Watch the trailer for 'Thai Cave Rescue' below
"I can’t believe it hasn’t really happened before me. I’ve been working a really long time to try to get into positions where I can help other Pasifika writers and creators tell stories and get into rooms. It feels like I finally have that opportunity and have more influence in what gets out there. So I hope to use this moment to show people what we’re capable of and how we can really do anything," says Ledoux Mille
Kristian Fanene-Schmidt interviewed Dana Ledoux Miller for the Huff Post and said "I'm so excited for the world to see Dana in her element. It's such a huge milestone for our community and for the industry as a whole".
We've included an excerpt from Kristian's interview with Dana below and you can check out the full interview by clicking the link here
As Pasifika people, we’re so used to seeing our representation and our stories butchered by Hollywood. How did that impact your approach to this project?
"I am particularly sensitive to making sure that the people who know best are listened to. I feel really fortunate because everyone involved in this project was protective of it from a cultural perspective and wanted to do right by the Thai people. Oftentimes when we come into the story from the outside of a culture or a perspective, there is a tendency to want to infuse our own narratives, take our own narratives and then try take the culture and wedge it in so that it makes sense with the story that we’re trying to tell.

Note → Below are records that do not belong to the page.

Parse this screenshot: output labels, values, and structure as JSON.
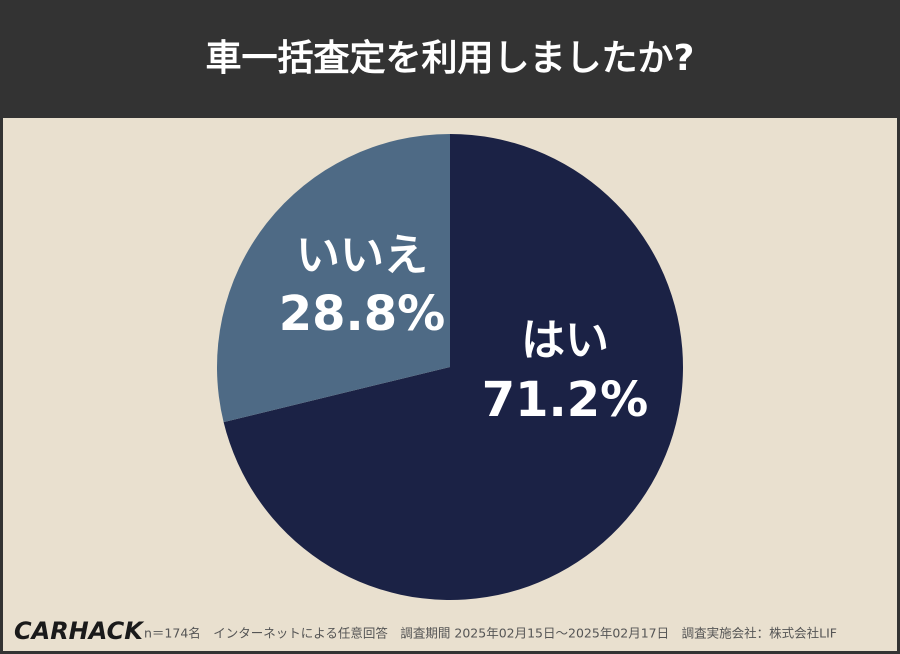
{
  "chart_data": {
    "type": "pie",
    "title": "車一括査定を利用しましたか?",
    "categories": [
      "はい",
      "いいえ"
    ],
    "values": [
      71.2,
      28.8
    ],
    "value_labels": [
      "71.2%",
      "28.8%"
    ],
    "colors": [
      "#1b2245",
      "#4e6a85"
    ]
  },
  "footer": {
    "logo": "CARHACK",
    "note": "n＝174名　インターネットによる任意回答　調査期間 2025年02月15日～2025年02月17日　調査実施会社：株式会社LIF"
  }
}
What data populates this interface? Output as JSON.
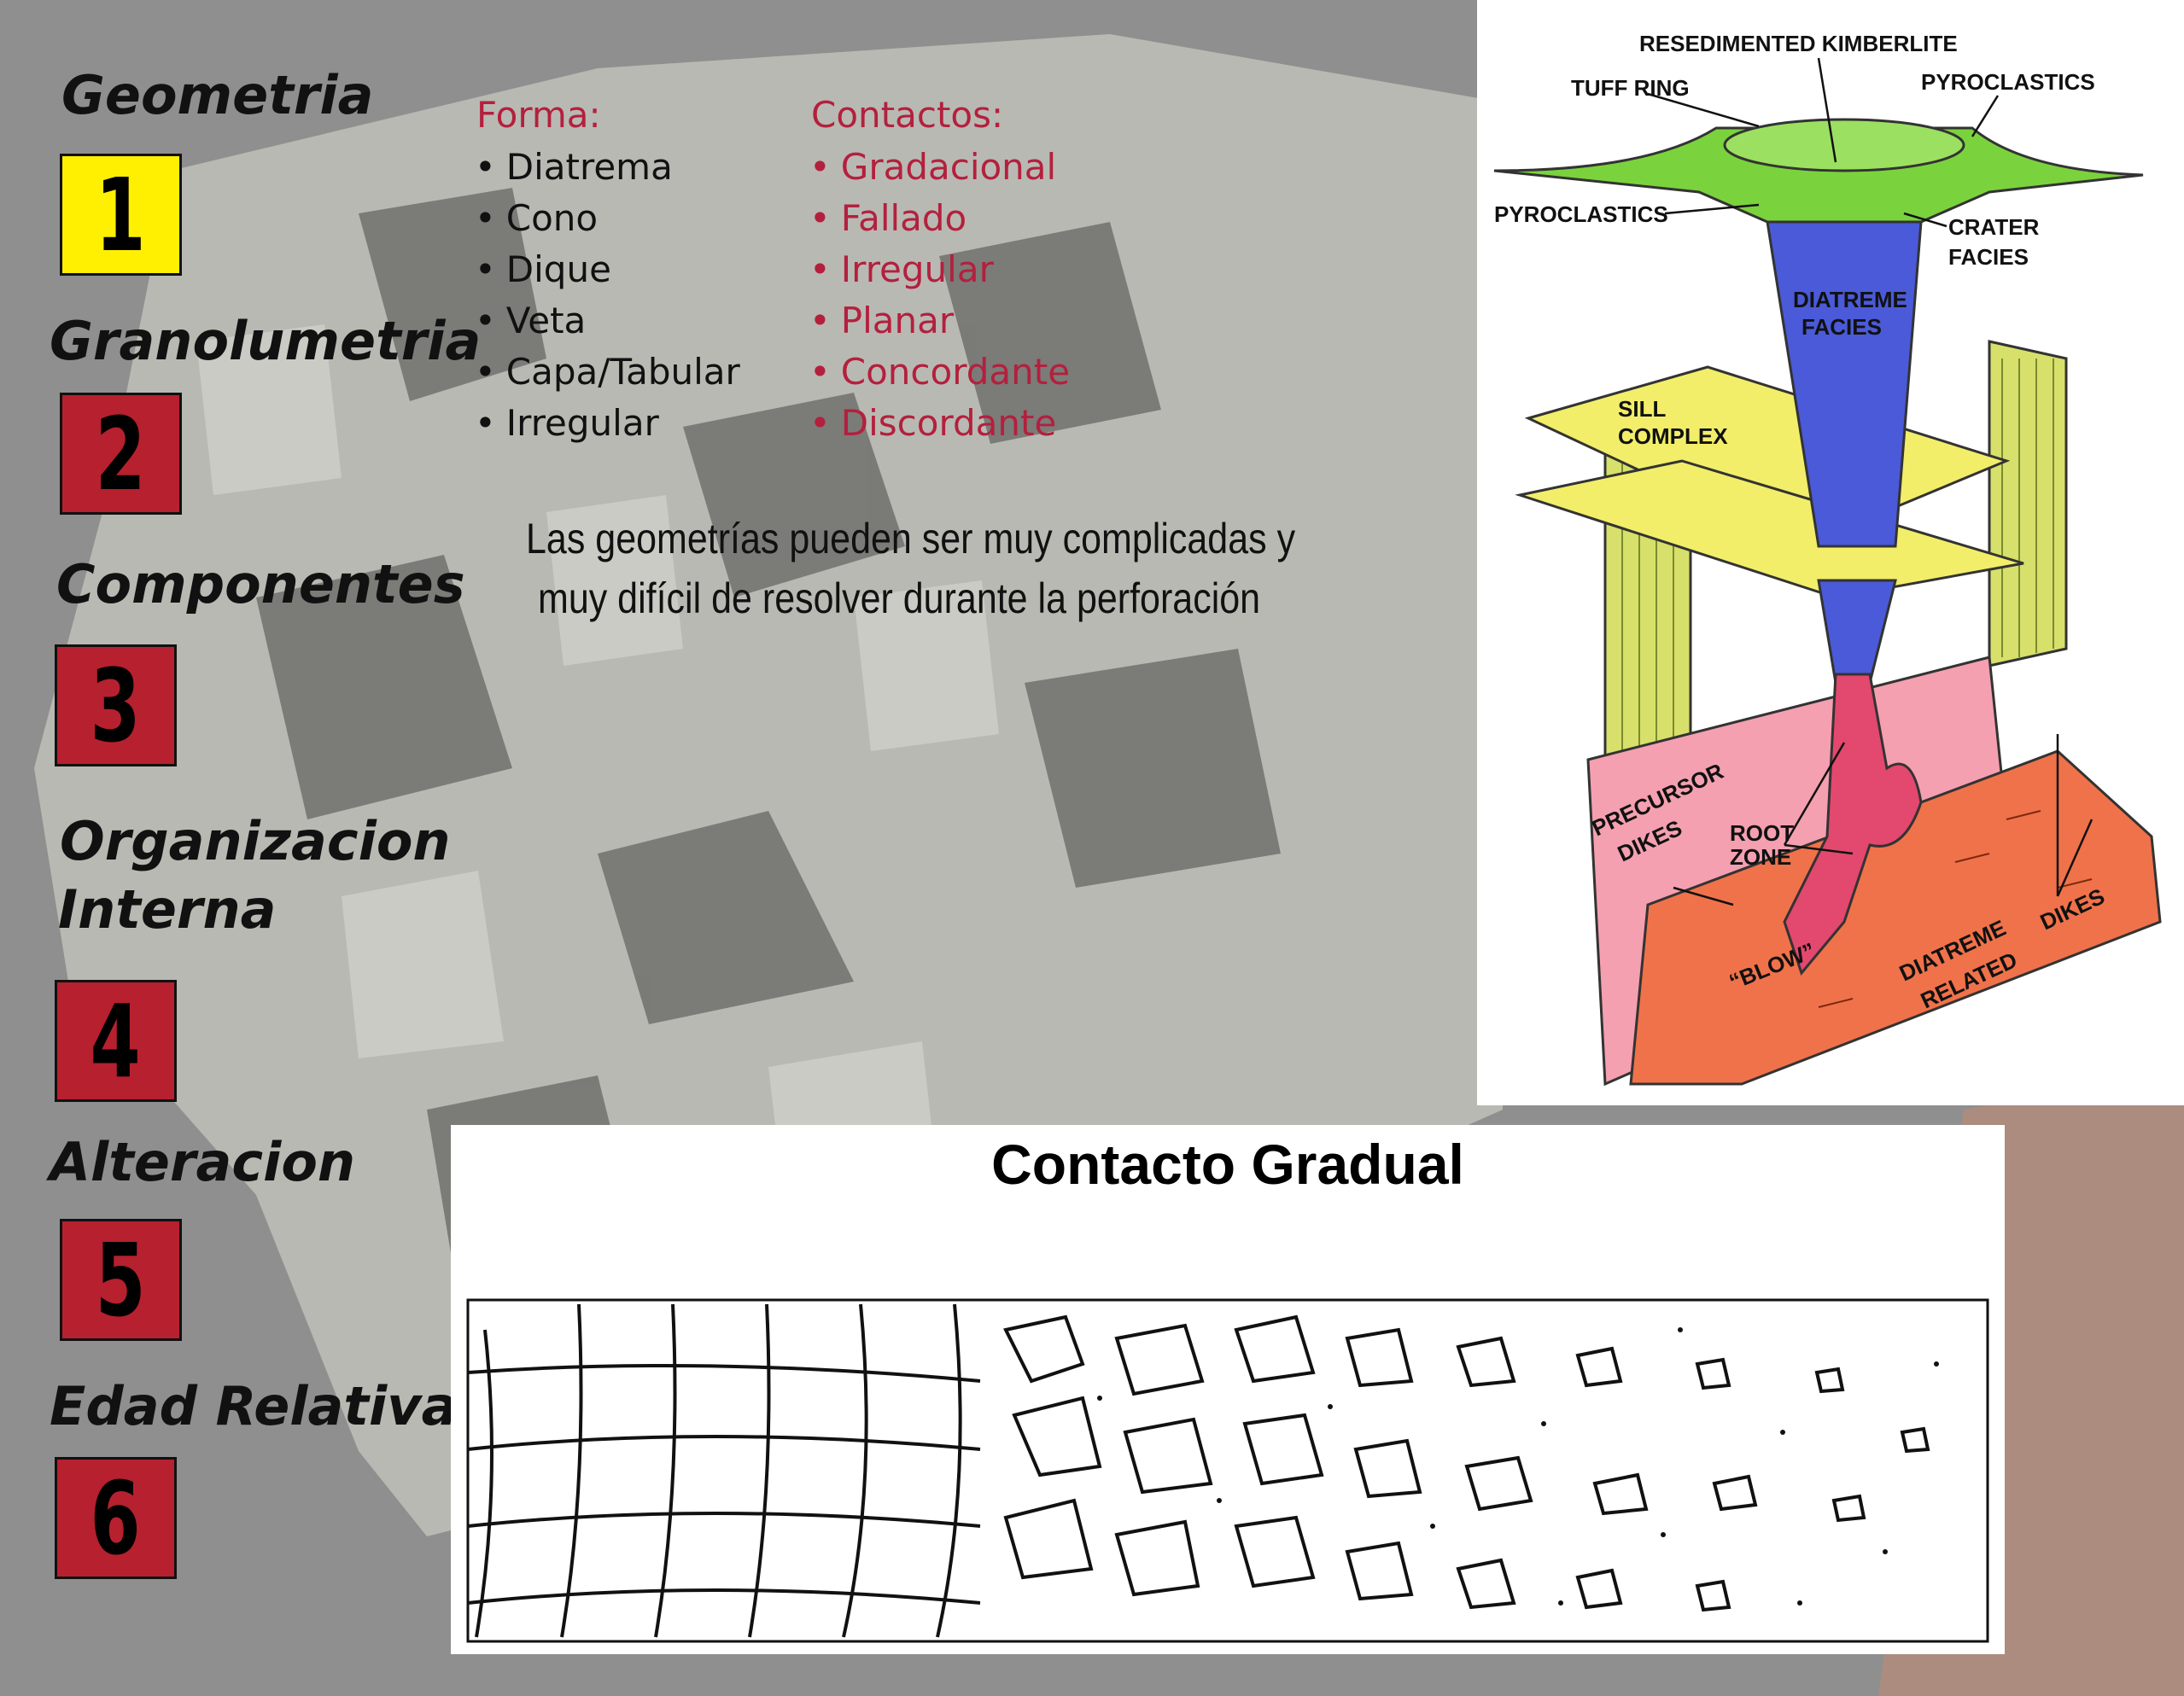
{
  "sections": [
    {
      "title": "Geometria",
      "number": "1",
      "color": "#ffef00"
    },
    {
      "title": "Granolumetria",
      "number": "2",
      "color": "#b7202e"
    },
    {
      "title": "Componentes",
      "number": "3",
      "color": "#b7202e"
    },
    {
      "title": "Organizacion Interna",
      "title_line1": "Organizacion",
      "title_line2": "Interna",
      "number": "4",
      "color": "#b7202e"
    },
    {
      "title": "Alteracion",
      "number": "5",
      "color": "#b7202e"
    },
    {
      "title": "Edad Relativa",
      "number": "6",
      "color": "#b7202e"
    }
  ],
  "forma": {
    "heading": "Forma:",
    "items": [
      "Diatrema",
      "Cono",
      "Dique",
      "Veta",
      "Capa/Tabular",
      "Irregular"
    ]
  },
  "contactos": {
    "heading": "Contactos:",
    "items": [
      "Gradacional",
      "Fallado",
      "Irregular",
      "Planar",
      "Concordante",
      "Discordante"
    ]
  },
  "note": {
    "line1": "Las geometrías pueden ser muy complicadas y",
    "line2": "muy difícil de resolver durante la perforación"
  },
  "kimberlite_diagram": {
    "labels": {
      "resedimented": "RESEDIMENTED KIMBERLITE",
      "tuff_ring": "TUFF RING",
      "pyroclastics_right": "PYROCLASTICS",
      "pyroclastics_left": "PYROCLASTICS",
      "crater_1": "CRATER",
      "crater_2": "FACIES",
      "diatreme_1": "DIATREME",
      "diatreme_2": "FACIES",
      "sill_1": "SILL",
      "sill_2": "COMPLEX",
      "precursor_1": "PRECURSOR",
      "precursor_2": "DIKES",
      "root_1": "ROOT",
      "root_2": "ZONE",
      "blow": "“BLOW”",
      "diatreme_related_1": "DIATREME",
      "diatreme_related_2": "RELATED",
      "dikes": "DIKES"
    },
    "colors": {
      "crater": "#7ad33c",
      "diatreme": "#4a5ad8",
      "sill": "#f2ee6a",
      "wall": "#d7e06a",
      "precursor": "#f4a0b0",
      "related": "#f0724a",
      "root": "#e3486e"
    }
  },
  "contacto_gradual": {
    "title": "Contacto Gradual"
  }
}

What we aspired to do in talking to our many consultants and the people who actually lived and experienced this, is we listened. We told them this is what we’re thinking and this is the approach we want to take, and if they told us, “This would never have happened,” we actually listened and tried to adapt to make it more authentic. That’s not always easy because we are trying to tell a very big story in six hours, and we do have pieces of the plot that we really need to hit, so we had to slow down with it and we had to reevaluate what we were trying to say.
We had multiple dialects of Thai, and I was really protective of that, not to say other people weren’t, but there’s moments where I felt I probably annoyed people because I was like, “No, we have to listen, we have to get this right,” and “If someone’s telling us that this isn’t right, we have to get a second opinion and a third opinion until we can come to a conclusion that we can all be happy with.” So it felt a little bit like being a watchdog, but I would hope that somebody trying to tell a story about Samoa or the Pacific that wasn’t part of the community would be as diligent in trying to protect our stories. So it felt like a big honor but also a very big responsibility."
You spend a lot of time and energy giving back, mentoring writers and just uplifting our creatives in our Pasifika community. You spoke about how this milestone is an opportunity for you to push for more. What would you like to see moving forward?
When I started in this business awhile back, especially when I moved to LA and started to write and hopefully direct one day [laughs], there weren’t any Pasifika people that I knew personally who I could reach out to and ask questions and talk to. I was fortunate to go to the University of Hawai’i Film School, ACM, so there were some resources there that I could lean on because I didn’t know anything. I didn’t know how to get an agent; I didn’t know how to get a script read, and I realized that so much of this business is who you know, and so it’s really important to me that we build a community here.
There are a lot of Pasifika people here in Los Angeles, a lot of really amazing creatives trying to get stuff done, and I would like to see us come together.
'Thai Cave Rescue' is showing now on Netflix!